Figure 5 : Figure shows the average of flight delay(minutes) at arrival, group by 2 departure airport and lastest tail number.
In this diagram, Kuala Lumpur International Airport(KLIA) and Kota Kinabalu International Airport(KKIA) have been selected as the departure airport. Based on the diagram, 9MMUA is the aircraft that having the highest probability to delay compared to the others aircraft.
Figure 6 : Figure shows the sum of flight delay(minutes) at arrival, group by flight date.
Figure 7 : Figure shows the average of flight delay(minutes) at arrival, group by flight date.
Based on the 2 diagram above (Figure 6 and 7), we can see that the graph pattern for both the sum and average of the arrival flight delay is almost the same. As can be seen from the 2 diagram (Figure 6 and 7), during 4 until 7, the flights in this range are more likely to delay compared to the other date. Besides, we also can conclude that the peak of the arrival delay is on 6 of January 2018.
Figure 8 : Figure shows the average of flight delay(minutes) at arrival, group by taxi out time.
From the diagram, we can conclude that starting from 38 until 80, most of the flight in this range are more likely to be delay. Besides, we also can conclude that the taxi out time in the range of 0 until 8, it has the lowest average of arrival delay whose the flight in this range are less likely to be delay.
Figure 9 : Figure shows the average time of every delay code(minutes), group by 2 departure airport.
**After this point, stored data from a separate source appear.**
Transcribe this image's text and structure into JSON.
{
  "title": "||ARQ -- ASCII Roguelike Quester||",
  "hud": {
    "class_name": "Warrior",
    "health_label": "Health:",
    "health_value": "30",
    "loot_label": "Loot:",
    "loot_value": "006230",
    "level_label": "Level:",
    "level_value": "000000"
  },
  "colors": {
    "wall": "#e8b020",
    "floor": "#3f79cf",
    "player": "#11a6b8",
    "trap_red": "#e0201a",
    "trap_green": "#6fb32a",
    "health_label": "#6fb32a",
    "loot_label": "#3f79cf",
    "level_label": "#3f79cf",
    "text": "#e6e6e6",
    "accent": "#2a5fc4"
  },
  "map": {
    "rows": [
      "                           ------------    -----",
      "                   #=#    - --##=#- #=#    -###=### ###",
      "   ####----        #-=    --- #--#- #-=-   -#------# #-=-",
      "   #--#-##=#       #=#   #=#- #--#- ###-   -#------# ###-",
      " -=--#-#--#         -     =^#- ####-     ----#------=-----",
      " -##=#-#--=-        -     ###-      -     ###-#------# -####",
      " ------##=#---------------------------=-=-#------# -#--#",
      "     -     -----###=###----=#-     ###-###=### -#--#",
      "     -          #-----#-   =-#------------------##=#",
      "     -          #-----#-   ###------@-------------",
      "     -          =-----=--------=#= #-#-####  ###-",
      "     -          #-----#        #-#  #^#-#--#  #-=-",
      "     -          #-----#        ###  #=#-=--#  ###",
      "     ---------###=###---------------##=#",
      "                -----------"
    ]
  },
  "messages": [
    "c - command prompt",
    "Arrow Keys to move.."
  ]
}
Based on the diagram, we can see that KUL and BKI have been selected as the departure airport out of every other departure airport. This is because in this dataset, KUL and BKI is having the highest count of system data ID compared to the other airport. From the diagram, we can conclude that both the airport are having the same delay problem, which is the miscellaneous delay. The average delay time of the miscellaneous delay type are the highest in both the airport. Besides, we also can conclude that the air traffic control, operation, miscellaneous, and technical problem affecting most of the departure time of KUL while for BKI, the most common factor are miscellaneous, technical, air traffic control and handling.
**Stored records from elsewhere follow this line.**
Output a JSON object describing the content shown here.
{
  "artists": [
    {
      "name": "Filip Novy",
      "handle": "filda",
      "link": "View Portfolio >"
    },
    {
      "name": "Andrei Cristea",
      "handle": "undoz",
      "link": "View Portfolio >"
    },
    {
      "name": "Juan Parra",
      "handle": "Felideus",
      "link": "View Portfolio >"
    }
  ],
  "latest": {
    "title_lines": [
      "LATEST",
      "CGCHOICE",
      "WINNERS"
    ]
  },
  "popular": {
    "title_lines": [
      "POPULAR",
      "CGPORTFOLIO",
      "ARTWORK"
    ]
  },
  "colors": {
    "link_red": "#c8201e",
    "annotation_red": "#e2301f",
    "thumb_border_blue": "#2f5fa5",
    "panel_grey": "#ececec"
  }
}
Figure 10 : Figure shows the count of delay time against delay time (Air Traffic Control).
Figure 11 : Figure shows the count of delay time against delay time (Damage/Failure).
Figure 12 : Figure shows the count of delay time against delay time (Handling).
Figure 13 : Figure shows the count of delay time against delay time (Internal).
Figure 14 : Figure shows the count of delay time against delay time (Miscellaneous).
Figure 15 : Figure shows the count of delay time against delay time (Operation).
Figure 16 : Figure shows the count of delay time against delay time (Passenger).
Figure 17 : Figure shows the count of delay time against delay time (Technical).
Figure 18 : Figure shows the count of delay time against delay time (Weather).
Table 1 : Table shows the list of every delay type and it counts.
From Figure 10 until figure 18, we can see that the proportion for every single delay type, 0 has occupy approximately 90% of the overall dataset. As can be seen from the table 1, every delay type has about 4400 – 5600 number of delay in which the time is 0. So, we can conclude that the dataset is a little bit bias as for every single delay type, only 10% of the data can be use in the data mining task, the result will be a little bit bias and not very accurate.